La “mozione di minoranza” non riesce più a pensare di avere ragione, non riesce più a contestare il quadro in cui è inserita, si limita, eventualmente, a chiedere una “esenzione” per sé stessa o almeno una dilazione. La maggioranza del corpo docente avrà gradito lo scalpellamento che da anni si compie sulla scuola, spezzettando il sapere, creando continue armi di distrazione? Molto probabilmente no, ma avrà pensato che le critiche che sorgevano in petto fossero proprie idiosincrasie.

Qualche anno fa un insegnante sensibile ai problemi dell’inclusione mi mostrò il pdf di un ragazzo che raccontava la sua esperienza di dislessico nella scuola di oggi e le incomprensioni per i suoi problemi da parte degli insegnanti. Buona parte del testo verteva sulle sue difficoltà ad affrontare le verifiche, consistenti in massima parte in test a risposta multipla. Il ragazzo chiedeva più tempo per leggere le domande e la presenza di alcuni accorgimenti grafici per non essere penalizzato. Non sembrava passargli per mente che la vera aberrazione fosse essere valutato con quello strumento indegno. Chiedeva soltanto fosse migliorato.

Anche chi vive l’assurdo sulla propria pelle ormai non riesce più a dire che è assurdo.

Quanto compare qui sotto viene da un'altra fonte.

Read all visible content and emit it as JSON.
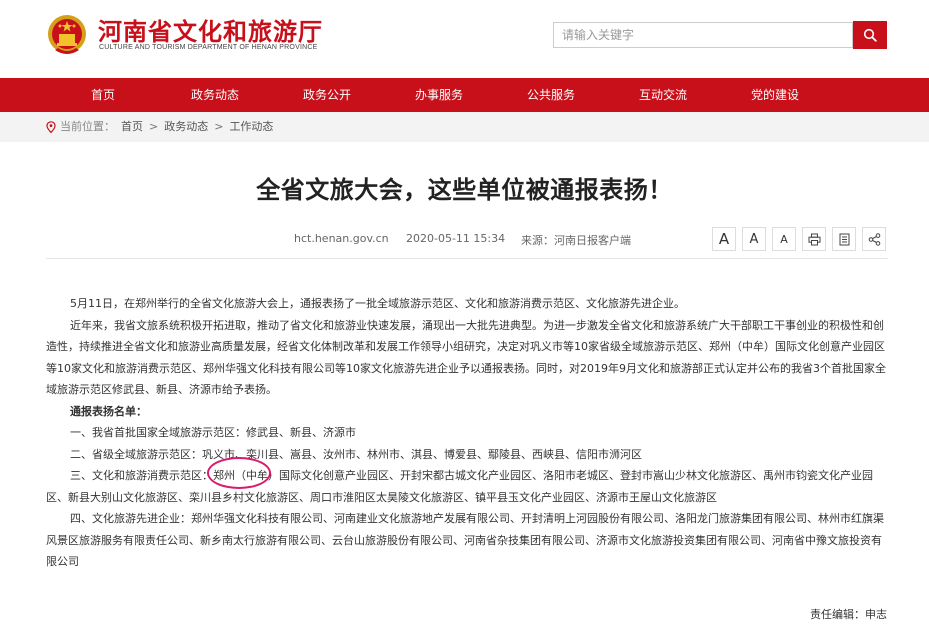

Chiede solo un “assurdo migliore”. Sulla stampa nazionale si è innescata una breve polemica sulle domande del test del concorso ordinario per i nuovi docenti. I docenti esclusi dal concorso segnalavano come alcune domande fossero ambigue, altre cervellotiche, quasi tutte nozionistiche. Nessuno metteva in evidenza come salire in cattedra grazie alle risposte di un test fosse il più grande spot a favore dell’ignoranza mai realizzato. Studiare anni letteratura o filosofia e poi entrare con il “quiz della patente” è al contempo uno sputo in faccia del sistema scolastico a chiunque abbia coltivato la propria Bildung e al contempo opera una selezione a favore di chi a Steiner, Auerbach e Hadot abbia preferito sudoku e cruciverba.

Anche i fautori della mozione di minoranza si stanno mitridatizzando. Ai preoccupati per il sorpasso dell’intelligenza artificiale bisognerebbe ricordare che oggi alla prospettiva transumanista si associa una prassi subumanista, in cui gli uomini vengono addestrati (il termine non è scelto a caso) a imitare i computer, a mettere tra parentesi la propria soggettività, a limitarsi ad applicare criteri su cui non hanno riflettuto, ad essere versioni scadenti (con meno ram, meno spazio nel disco rigido, più errori) di un computer, a non pretendere di essere altro. Il sorpasso dell’intelligenza artificiale avviene, ma su un concorrente che ha innestato la retromarcia. Un postumano al ribasso è l’operazione che si sta svolgendo nelle aule scolastiche e universitarie.

Un vecchio sogno degli anni Settanta, quello che traspare dalle righe di The crisis of democracy, finalmente si realizza con l’estinzione procurata degli “intellettuali orientati ai valori” e l’egemonia degli “intellettuali tecnocratici” orientati alla governabilità, semplici impiegati amministrativi della parola. Se si leggono alla luce di questa selezione/sostituzione le politiche di reclutamento universitarie degli ultimi anni fondate sulla ritraduzione quantitativa delle bibliografie si potranno avere delle significative illuminazioni.

Una richiesta di non pensiero sempre più violenta tanto da far pensare che il fastidio per i vecchi chierici sopravvissuti (Gli Agamben, i Canfora, i Cardini eccetera) e il loro residuale spazio nell’agorà non sia un fastidio per i contenuti ma per l’inaccettabilità della loro pretesa di voler trarre dagli eventi un senso e una direzione. In altre parole, l’inaccettabilità della cultura occidentale come finora l’abbiamo conosciuta.